Cluster analysis of transcriptomic datasets to identify endotypes of idiopathic pulmonary fibrosis

Background Considerable clinical heterogeneity in idiopathic pulmonary fibrosis (IPF) suggests the existence of multiple disease endotypes. Identifying these endotypes would improve our understanding of the pathogenesis of IPF and could allow for a biomarker-driven personalised medicine approach. We aimed to identify clinically distinct groups of patients with IPF that could represent distinct disease endotypes. Methods We co-normalised, pooled and clustered three publicly available blood transcriptomic datasets (total 220 IPF cases). We compared clinical traits across clusters and used gene enrichment analysis to identify biological pathways and processes that were over-represented among the genes that were differentially expressed across clusters.

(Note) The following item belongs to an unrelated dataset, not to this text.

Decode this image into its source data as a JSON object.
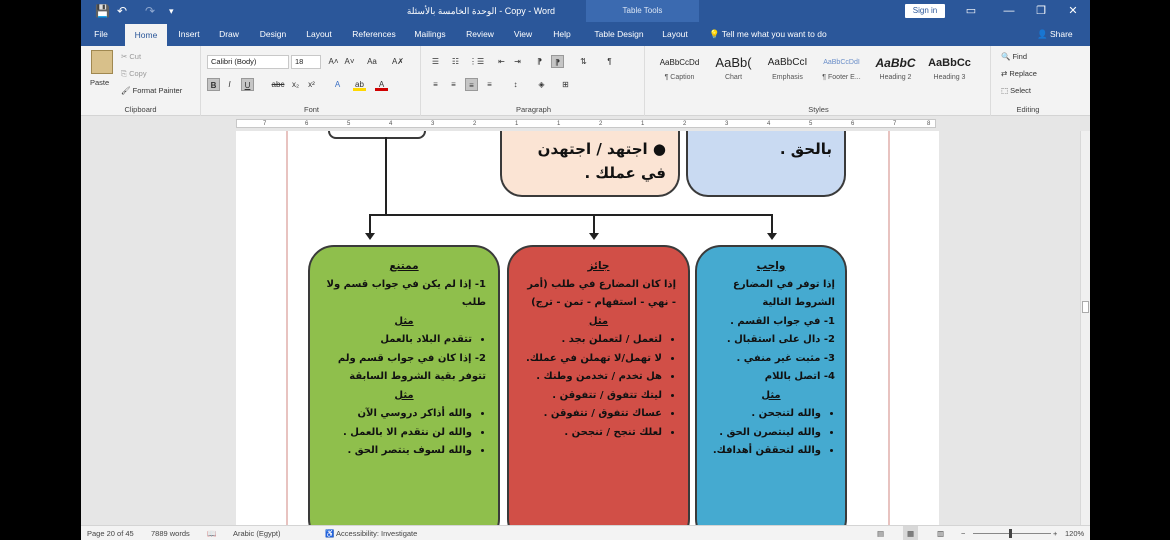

A gene-based classifier was developed and validated using three additional independent datasets (total 194 IPF cases). Findings We identified three clusters of patients with IPF with statistically significant differences in lung function (p=0.009) and mortality (p=0.009) between groups. Gene enrichment analysis implicated mitochondrial homeostasis, apoptosis, cell cycle and innate and adaptive immunity in the pathogenesis underlying these groups. We developed and validated a 13-gene cluster classifier that predicted mortality in IPF (high-risk clusters vs low-risk cluster: HR 4.25, 95% CI 2.14 to 8.46, p=3.7x10(-5)). Interpretation We have identified blood gene expression signatures capable of discerning groups of patients with IPF with significant differences in survival. These clusters could be representative of distinct pathophysiological states, which would support the theory of multiple endotypes of IPF. Although more work must be done to confirm the existence of these endotypes, our classifier could be a useful tool in patient stratification and outcome prediction in IPF.